Member of the North Carolina House of Commons
- In office 1793, 1794, 1806–1815

Personal details
- Born: September 26, 1778 Mecklenburg County, North Carolina
- Died: June 20, 1844 (aged 65) Lincolnton, North Carolina
- Party: Federalist; Whig;
- Spouse: Elizabeth Brandon ​(m. 1805)​
- Occupation: Businessman, politician

= Paul Barringer =

American politician

Paul Barringer (1778–1844) was a North Carolina politician, businessman and military veteran of the War of 1812. General Barringer served in the North Carolina House of Commons (1793, 1794, 1806–1815) and in the North Carolina Senate (1822, 1824), representing Cabarrus County. He was at first a Federalist and later a Whig.

==Biography==
Barringer was born on September 26, 1778, at Poplar Grove, Mecklenburg County, North Carolina, the son of John Paul Barringer and his wife, Ann Eliza Eisman. He was the brother of Daniel Laurens Barringer, the father of Daniel M. Barringer and Rufus Barringer, and the grandfather of Paul Brandon Barringer and Daniel Barringer. He was married on February 21, 1805, to Elizabeth Brandon, the daughter of Captain Matthew Brandon.

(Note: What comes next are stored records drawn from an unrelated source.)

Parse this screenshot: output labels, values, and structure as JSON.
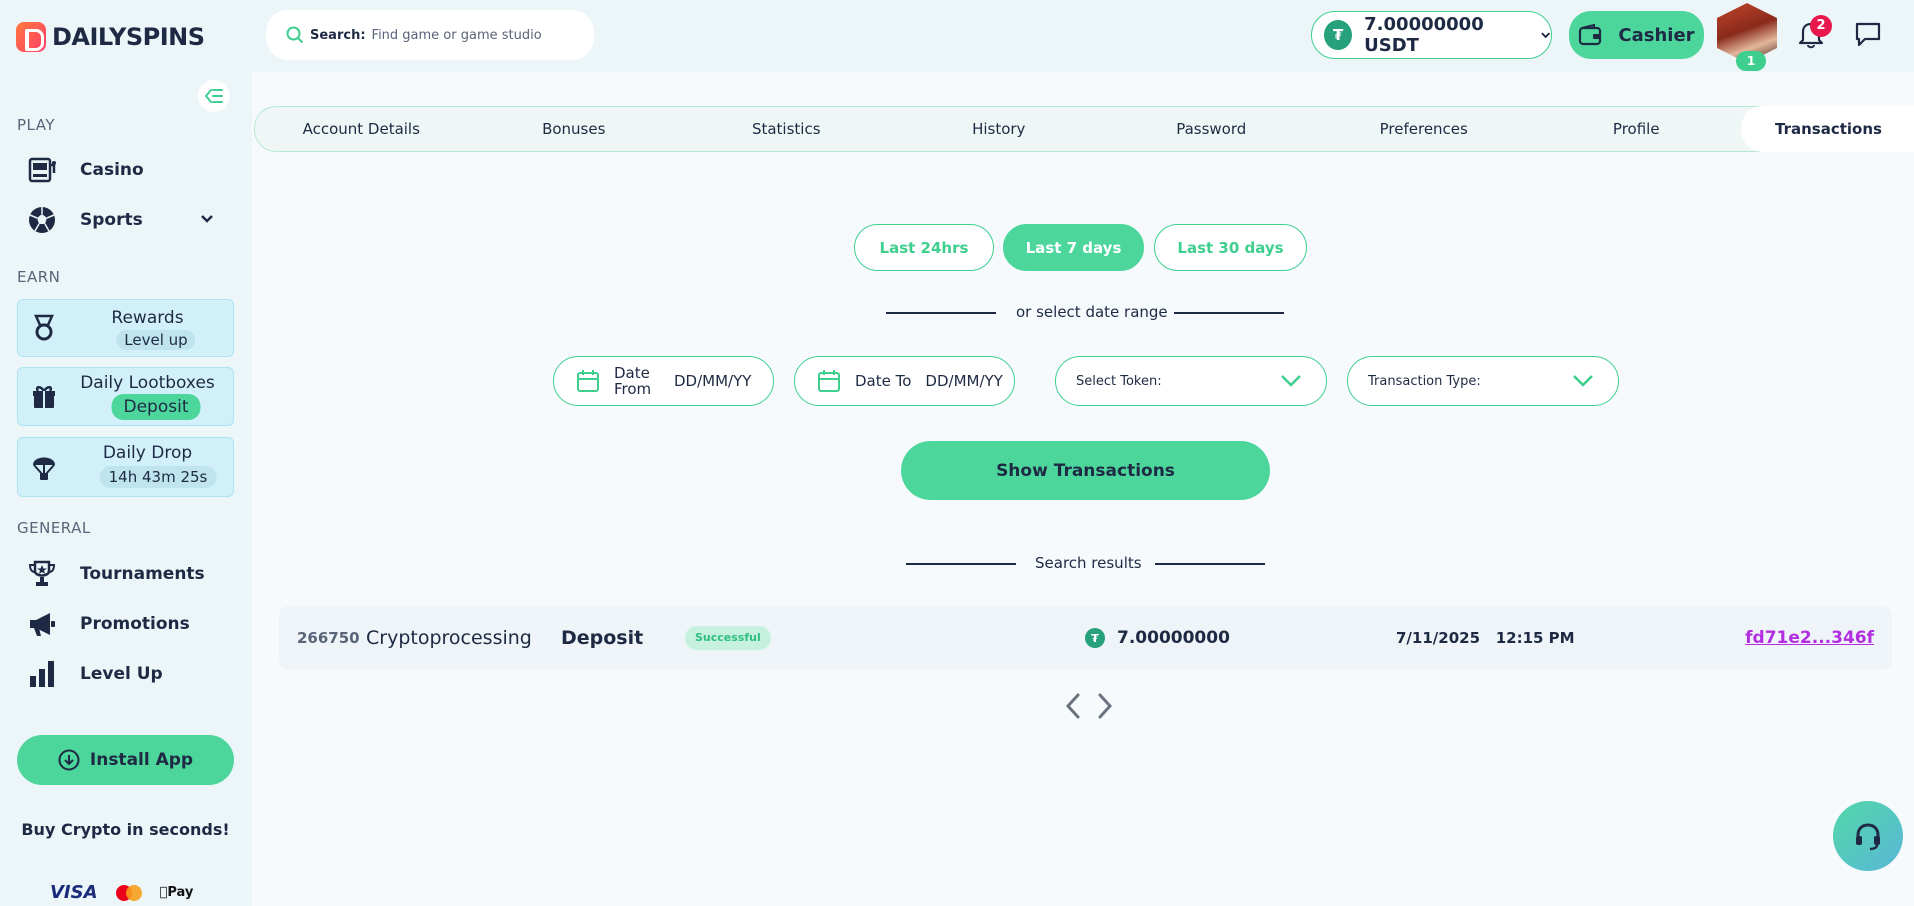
{
  "brand": {
    "name": "DAILYSPINS"
  },
  "search": {
    "label": "Search:",
    "placeholder": "Find game or game studio"
  },
  "header": {
    "balance": "7.00000000 USDT",
    "cashier_label": "Cashier",
    "avatar_level": "1",
    "notifications_count": "2"
  },
  "sidebar": {
    "play_label": "PLAY",
    "play_items": [
      {
        "label": "Casino"
      },
      {
        "label": "Sports"
      }
    ],
    "earn_label": "EARN",
    "earn_items": [
      {
        "label": "Rewards",
        "pill": "Level up"
      },
      {
        "label": "Daily Lootboxes",
        "pill": "Deposit"
      },
      {
        "label": "Daily Drop",
        "pill": "14h 43m 25s"
      }
    ],
    "general_label": "GENERAL",
    "general_items": [
      {
        "label": "Tournaments"
      },
      {
        "label": "Promotions"
      },
      {
        "label": "Level Up"
      }
    ],
    "install_label": "Install App",
    "buy_crypto": "Buy Crypto in seconds!",
    "payments": {
      "visa": "VISA",
      "apple_pay": "Pay"
    }
  },
  "tabs": [
    {
      "label": "Account Details"
    },
    {
      "label": "Bonuses"
    },
    {
      "label": "Statistics"
    },
    {
      "label": "History"
    },
    {
      "label": "Password"
    },
    {
      "label": "Preferences"
    },
    {
      "label": "Profile"
    },
    {
      "label": "Transactions",
      "active": true
    }
  ],
  "filters": {
    "periods": [
      {
        "label": "Last 24hrs",
        "active": false
      },
      {
        "label": "Last 7 days",
        "active": true
      },
      {
        "label": "Last 30 days",
        "active": false
      }
    ],
    "range_divider": "or select date range",
    "date_from": {
      "label": "Date From",
      "placeholder": "DD/MM/YY"
    },
    "date_to": {
      "label": "Date To",
      "placeholder": "DD/MM/YY"
    },
    "token_select": "Select Token:",
    "type_select": "Transaction Type:",
    "show_button": "Show Transactions"
  },
  "results": {
    "divider": "Search results",
    "rows": [
      {
        "id": "266750",
        "provider": "Cryptoprocessing",
        "type": "Deposit",
        "status": "Successful",
        "amount": "7.00000000",
        "date": "7/11/2025",
        "time": "12:15 PM",
        "hash": "fd71e2...346f"
      }
    ]
  },
  "colors": {
    "accent": "#4dd69c",
    "accent_dark": "#3ecf8e",
    "text": "#1e2a44",
    "link": "#b32ee0",
    "badge": "#e8184c"
  }
}
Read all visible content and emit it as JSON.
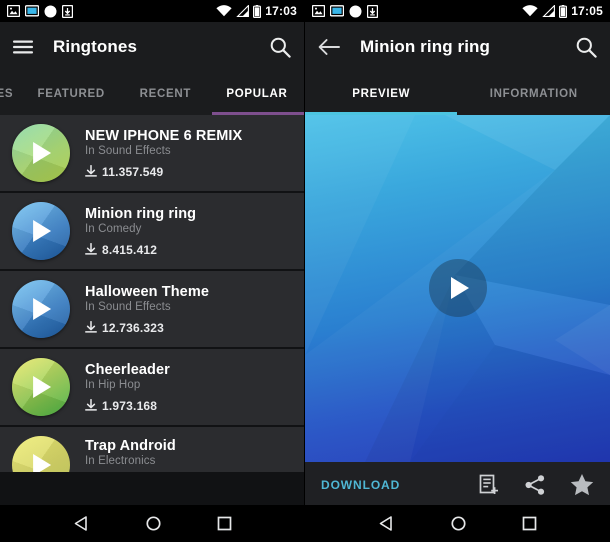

Barringer was commissioned December 23, 1812, by Gov. William Hawkins, and served as brigadier general of a company of volunteers in the War of 1812. He was a member of the North Carolina House of Commons in the years 1806–1815, and of the Senate in 1822. He died at Burton's Hotel in Lincolnton, North Carolina, on June 20, 1844, and was buried in Concord, North Carolina.